Les innovations en faveur de la co-modalité ne peuvent se limiter aux seules innovations technologiques et doivent recouvrer une multitude de formes, souvent complémentaires les unes des autres. Elles peuvent ainsi prendre la forme d’un processus, d’une technique, d’un système, d’un produit, d’un service, d’une application, d’un mode d’organisation… Or, on ne considère souvent que la dimension « industrielle » (pro­duits, technologies, processus…) ou « organisationnelle » des innovations, en négligeant leurs dimensions « servicielles » (ou dématérialisées)  et « systémiques » (ou mixtes).

« Dans le contexte actuel, en effet, l’enjeu crucial, pour les acteurs économiques comme pour les décideurs publics, est de concevoir des solutions (intégrées ou « globales ») radica­lement innovantes de façon à répondre de façon cohérente et durable aux besoins écono­miques et humains essentiels tout en contribuant à préserver l’environnement » (Hamdouch et Depret, 2008).

Dès lors, quelles peuvent être ces solutions dans le domaine du transport ? Comme intégrer ces solutions ? Comment coordonner les solutions sectorielles pour qu’elles soient compa­tibles entre elles ?

3. Comment renouveler les conditions de production des politiques publiques de transport ?

Le changement dans les politiques publiques ne réside pas tant dans le contenu technique des mesures que dans la façon dont d’autres représentations du monde se diffusent et s’impo­sent au sein du système décisionnel. La question de la représentation des nuisances est égale­ment posée, comme celle de leur évaluation. La notion de gouvernance, de démocratie est par ailleurs essentielle. Le Conseil de la modernisation des politiques publiques préconise ainsi en matière de choix d’investissement la mise en place d’un cadre formalisé de discussion, associant l’ensemble des parties prenantes.

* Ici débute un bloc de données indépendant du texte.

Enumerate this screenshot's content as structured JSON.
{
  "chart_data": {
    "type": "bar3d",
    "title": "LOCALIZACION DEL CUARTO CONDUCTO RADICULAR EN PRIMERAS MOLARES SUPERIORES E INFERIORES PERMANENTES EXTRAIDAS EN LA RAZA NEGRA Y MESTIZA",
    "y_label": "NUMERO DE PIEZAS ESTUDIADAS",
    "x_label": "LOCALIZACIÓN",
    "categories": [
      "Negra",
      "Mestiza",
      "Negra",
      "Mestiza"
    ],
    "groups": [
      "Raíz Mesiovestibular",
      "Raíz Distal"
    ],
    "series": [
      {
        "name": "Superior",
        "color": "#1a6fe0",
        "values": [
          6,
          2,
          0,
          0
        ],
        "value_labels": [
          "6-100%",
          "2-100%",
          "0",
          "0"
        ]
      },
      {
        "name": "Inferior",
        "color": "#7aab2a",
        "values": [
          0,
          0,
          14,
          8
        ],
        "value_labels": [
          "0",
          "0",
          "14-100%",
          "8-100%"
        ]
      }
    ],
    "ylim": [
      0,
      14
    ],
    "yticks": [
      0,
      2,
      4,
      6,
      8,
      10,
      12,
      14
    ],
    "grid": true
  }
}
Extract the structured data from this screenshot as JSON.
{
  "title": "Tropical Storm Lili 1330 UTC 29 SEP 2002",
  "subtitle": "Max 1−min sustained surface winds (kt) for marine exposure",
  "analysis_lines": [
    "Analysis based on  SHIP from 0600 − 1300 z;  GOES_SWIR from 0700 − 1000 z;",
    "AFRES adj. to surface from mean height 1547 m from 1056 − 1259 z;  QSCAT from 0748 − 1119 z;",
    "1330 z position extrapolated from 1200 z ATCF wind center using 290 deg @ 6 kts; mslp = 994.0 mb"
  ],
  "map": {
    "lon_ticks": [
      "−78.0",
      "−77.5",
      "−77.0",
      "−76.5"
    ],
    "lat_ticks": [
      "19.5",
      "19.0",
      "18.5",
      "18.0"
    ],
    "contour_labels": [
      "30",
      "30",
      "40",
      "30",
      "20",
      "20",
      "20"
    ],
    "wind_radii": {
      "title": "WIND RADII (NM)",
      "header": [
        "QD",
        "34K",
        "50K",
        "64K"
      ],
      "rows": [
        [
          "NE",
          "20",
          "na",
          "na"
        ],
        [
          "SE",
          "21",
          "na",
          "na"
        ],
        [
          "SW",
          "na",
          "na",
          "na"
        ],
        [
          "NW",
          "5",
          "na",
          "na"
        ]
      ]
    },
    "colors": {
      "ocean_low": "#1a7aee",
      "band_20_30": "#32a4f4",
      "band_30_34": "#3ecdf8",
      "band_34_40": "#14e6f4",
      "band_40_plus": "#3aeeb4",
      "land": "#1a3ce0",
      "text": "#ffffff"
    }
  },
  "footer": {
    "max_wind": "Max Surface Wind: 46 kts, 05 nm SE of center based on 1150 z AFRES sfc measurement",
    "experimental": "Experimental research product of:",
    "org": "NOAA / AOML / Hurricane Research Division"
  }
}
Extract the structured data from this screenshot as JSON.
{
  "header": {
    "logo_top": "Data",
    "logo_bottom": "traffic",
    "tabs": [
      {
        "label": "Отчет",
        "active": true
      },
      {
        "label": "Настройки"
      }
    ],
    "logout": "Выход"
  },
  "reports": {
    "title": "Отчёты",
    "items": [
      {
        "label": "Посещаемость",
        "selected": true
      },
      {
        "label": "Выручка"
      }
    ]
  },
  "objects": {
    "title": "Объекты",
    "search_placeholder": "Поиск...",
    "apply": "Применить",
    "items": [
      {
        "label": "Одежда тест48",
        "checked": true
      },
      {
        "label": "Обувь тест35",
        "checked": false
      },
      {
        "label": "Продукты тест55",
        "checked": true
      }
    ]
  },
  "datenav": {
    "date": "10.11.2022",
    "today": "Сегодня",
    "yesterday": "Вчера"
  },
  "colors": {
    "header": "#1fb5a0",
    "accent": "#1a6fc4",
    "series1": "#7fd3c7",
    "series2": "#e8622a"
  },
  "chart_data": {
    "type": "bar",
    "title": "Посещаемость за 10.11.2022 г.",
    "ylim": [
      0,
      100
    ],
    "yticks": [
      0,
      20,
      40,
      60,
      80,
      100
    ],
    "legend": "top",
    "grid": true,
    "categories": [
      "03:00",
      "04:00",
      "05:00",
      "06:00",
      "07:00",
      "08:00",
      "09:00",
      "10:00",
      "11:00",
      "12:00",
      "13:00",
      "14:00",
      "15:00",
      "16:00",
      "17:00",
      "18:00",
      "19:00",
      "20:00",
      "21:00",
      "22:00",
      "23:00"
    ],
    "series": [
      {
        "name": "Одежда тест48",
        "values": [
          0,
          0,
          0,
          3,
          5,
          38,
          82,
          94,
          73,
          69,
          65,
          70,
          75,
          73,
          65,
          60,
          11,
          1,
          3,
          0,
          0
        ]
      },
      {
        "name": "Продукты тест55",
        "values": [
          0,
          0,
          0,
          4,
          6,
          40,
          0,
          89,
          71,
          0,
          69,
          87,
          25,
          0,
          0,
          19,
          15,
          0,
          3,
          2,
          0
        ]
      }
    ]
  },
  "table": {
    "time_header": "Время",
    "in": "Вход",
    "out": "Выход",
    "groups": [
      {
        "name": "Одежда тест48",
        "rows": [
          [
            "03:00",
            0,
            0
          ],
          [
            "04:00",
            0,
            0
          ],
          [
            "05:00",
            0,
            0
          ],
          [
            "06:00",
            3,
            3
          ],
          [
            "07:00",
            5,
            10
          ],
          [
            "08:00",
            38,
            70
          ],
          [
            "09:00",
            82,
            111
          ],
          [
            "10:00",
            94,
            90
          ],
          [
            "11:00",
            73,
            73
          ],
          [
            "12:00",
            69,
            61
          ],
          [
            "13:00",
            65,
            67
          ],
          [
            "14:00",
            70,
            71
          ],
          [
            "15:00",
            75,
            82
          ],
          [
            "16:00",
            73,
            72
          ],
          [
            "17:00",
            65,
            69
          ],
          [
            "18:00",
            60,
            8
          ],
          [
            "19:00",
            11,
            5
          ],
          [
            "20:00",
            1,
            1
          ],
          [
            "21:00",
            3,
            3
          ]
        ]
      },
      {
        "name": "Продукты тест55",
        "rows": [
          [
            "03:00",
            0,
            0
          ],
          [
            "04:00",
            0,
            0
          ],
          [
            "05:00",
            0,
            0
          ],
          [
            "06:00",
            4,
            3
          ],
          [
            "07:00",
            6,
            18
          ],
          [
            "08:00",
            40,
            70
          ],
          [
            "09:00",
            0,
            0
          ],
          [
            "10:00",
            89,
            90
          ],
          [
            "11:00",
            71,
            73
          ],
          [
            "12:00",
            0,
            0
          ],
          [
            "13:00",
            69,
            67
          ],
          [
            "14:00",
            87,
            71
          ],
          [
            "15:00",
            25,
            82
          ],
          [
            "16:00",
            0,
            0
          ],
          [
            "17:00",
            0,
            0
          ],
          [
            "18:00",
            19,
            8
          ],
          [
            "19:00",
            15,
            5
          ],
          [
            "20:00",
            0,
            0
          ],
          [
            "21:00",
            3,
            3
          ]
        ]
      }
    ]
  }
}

C’est notamment l’une des conclusions du Gre­nelle de l’environnement. Une procédure de débat public national plus transparente et une évaluation contradictoire des projets seront également mises en place.

La loi Grenelle avance également sur le thème de la gouvernance en confirmant le statut de partenaires des associations de protection de l’environnement. L’élément nouveau est la multiplication des acteurs qui prennent part à la définition des politiques de transport: implication croissante des acteurs privés dans le financement (PPP) ou dans l’innovation (pôles de compétitivité). La construction collective de solutions est à l’ordre du jour. Or, cette multiplication des parties prenantes multiplie les divergences de points de vue et d’intérêts. Comment dès lors construire une représentation partagée des enjeux et des voies d’amélio­ration par l’ensemble des parties prenantes ?

Démarche et calendrier proposés

1. Envoi d’une proposition sous forme de résumé d’une page pour le 29 février 2012.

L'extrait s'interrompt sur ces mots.